Origin of a mesenchymal and stem-like subtype of metastatic castration-resistant prostate cancer

Describe the Scientific Objective and Rationale for the Proposed Project:

We propose a new molecular classification system of metastatic castration-resistant prostate cancer (M-CRPC). Using 2,400 cancer cell intrinsic genes expressions, we identified three subtypes of M-CRPC: AR-active PC (ARPC), Neuronal Progenitor-like PC (NEPC), and Mesenchymal/Stem-like PC (MSPC). Examining multiple patient datasets, we found that MSPC cases have dramatically increased in the recent era. While ARPC and NEPC characteristics mostly match to current knowledge on prostate cancer, the biology of MSPC is largely unknown. In this project, we will characterize the MSPC subtype, focusing on two basic questions: (1) how to identify MSPC and (2) how to treat MSPC.

Describe the Ultimate Applicability of the Research:

What are the likely contributions of this study to the FY19 PCRP Overarching Challenges?

M-CRPC is the lethal form of disease. This study is to establish a new subtyping system of M-CRPC and develop a new mouse model that represents an emerging but uncharacterized subtype. This fits with the Overarching Challenge to 'Define the biology of lethal prostate cancer to reduce death.' We will perform drug screening to identify subtype-specific drug candidates that will aid the Overarching Challenge to 'Develop treatments that improve outcomes for men with lethal prostate cancer.'

What types of patients will it help and how will it help them?

This study will help understand the biology of a defined subset of M-CRPC patients who do not respond to anti-androgen therapies (enzalutamide, abiraterone) and identify specific candidates among existing anti-cancer agents.

What are the potential clinical applications, benefits, and risks?

This study will help identify patients who will respond to existing prostate cancer drugs targeting androgen signaling and who will not. For those (predicted) non-responders, this study will help identify alternative candidate drugs tailored to their biology. Potential risks include deviation from standard-of-care therapy that might have worked in the (predicted) non-responders.

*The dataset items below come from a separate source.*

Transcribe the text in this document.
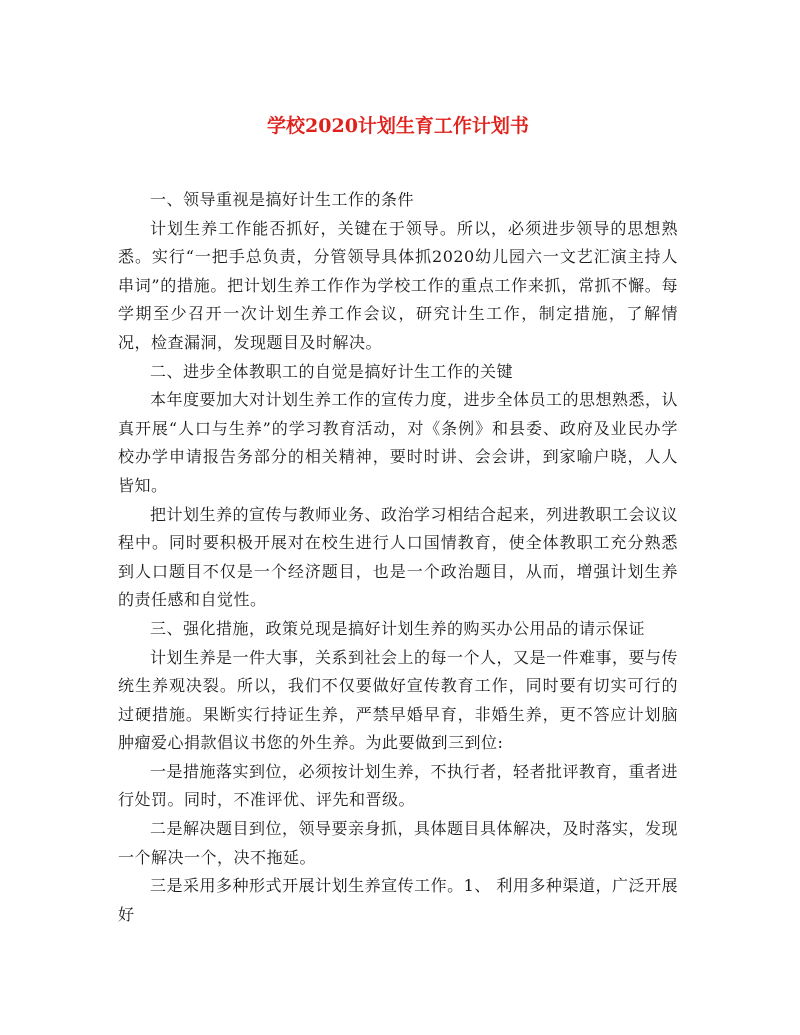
学校2020计划生育工作计划书

一、领导重视是搞好计生工作的条件

计划生养工作能否抓好，关键在于领导。所以，必须进步领导的思想熟悉。实行“一把手总负责，分管领导具体抓2020幼儿园六一文艺汇演主持人串词”的措施。把计划生养工作作为学校工作的重点工作来抓，常抓不懈。每学期至少召开一次计划生养工作会议，研究计生工作，制定措施，了解情况，检查漏洞，发现题目及时解决。

二、进步全体教职工的自觉是搞好计生工作的关键

本年度要加大对计划生养工作的宣传力度，进步全体员工的思想熟悉，认真开展“人口与生养”的学习教育活动，对《条例》和县委、政府及业民办学校办学申请报告务部分的相关精神，要时时讲、会会讲，到家喻户晓，人人皆知。

把计划生养的宣传与教师业务、政治学习相结合起来，列进教职工会议议程中。同时要积极开展对在校生进行人口国情教育，使全体教职工充分熟悉到人口题目不仅是一个经济题目，也是一个政治题目，从而，增强计划生养的责任感和自觉性。

三、强化措施，政策兑现是搞好计划生养的购买办公用品的请示保证

计划生养是一件大事，关系到社会上的每一个人，又是一件难事，要与传统生养观决裂。所以，我们不仅要做好宣传教育工作，同时要有切实可行的过硬措施。果断实行持证生养，严禁早婚早育，非婚生养，更不答应计划脑肿瘤爱心捐款倡议书您的外生养。为此要做到三到位:

一是措施落实到位，必须按计划生养，不执行者，轻者批评教育，重者进行处罚。同时，不准评优、评先和晋级。

二是解决题目到位，领导要亲身抓，具体题目具体解决，及时落实，发现一个解决一个，决不拖延。

三是采用多种形式开展计划生养宣传工作。1、 利用多种渠道，广泛开展好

What is the projected time it may take to achieve a patient-related outcome? If the research is too basic for near-term clinical applicability, describe the interim outcomes.

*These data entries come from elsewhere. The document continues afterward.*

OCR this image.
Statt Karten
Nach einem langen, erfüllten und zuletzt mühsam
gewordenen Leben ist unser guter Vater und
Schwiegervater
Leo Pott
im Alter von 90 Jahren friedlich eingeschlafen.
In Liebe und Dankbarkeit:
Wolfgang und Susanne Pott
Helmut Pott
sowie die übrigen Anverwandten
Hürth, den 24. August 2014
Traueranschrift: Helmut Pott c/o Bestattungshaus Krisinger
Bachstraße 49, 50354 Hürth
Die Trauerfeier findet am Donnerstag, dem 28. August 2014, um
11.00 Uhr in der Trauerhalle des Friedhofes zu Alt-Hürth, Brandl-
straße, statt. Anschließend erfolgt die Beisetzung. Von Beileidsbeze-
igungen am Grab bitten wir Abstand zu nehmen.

It will take around 2 years to establish this new classification system of M-CRPC and validate subtype-specific biomarkers. Potential interim outcomes include (1) better understanding of M-CRPC biology and (2) preclinical evidences supporting subtype-specific drug treatment.

Describe the Principal Investigator's (PI's) career goals in prostate cancer research. How does the research plan support the PI in achieving career goals?

My career goal is to become a PI who can coordinate both clinical and basic science fields of prostate cancer research. Successful completion of this project will generate a model system, candidate drugs, and target patient groups for me to develop this into an independent project of translational relevance. Eventually, it will yield enough merit for me to become an independent prostate cancer researcher.

How does the mentorship and researcher development plan support the PI in achieving these goals?

I am supported by a unique environment where basic science and clinical science are ideally joined together. In particular, my mentor provided all experimental resources to acquire preliminary data. My co-mentors provided patient-derived data to produce the rationale for the central hypothesis.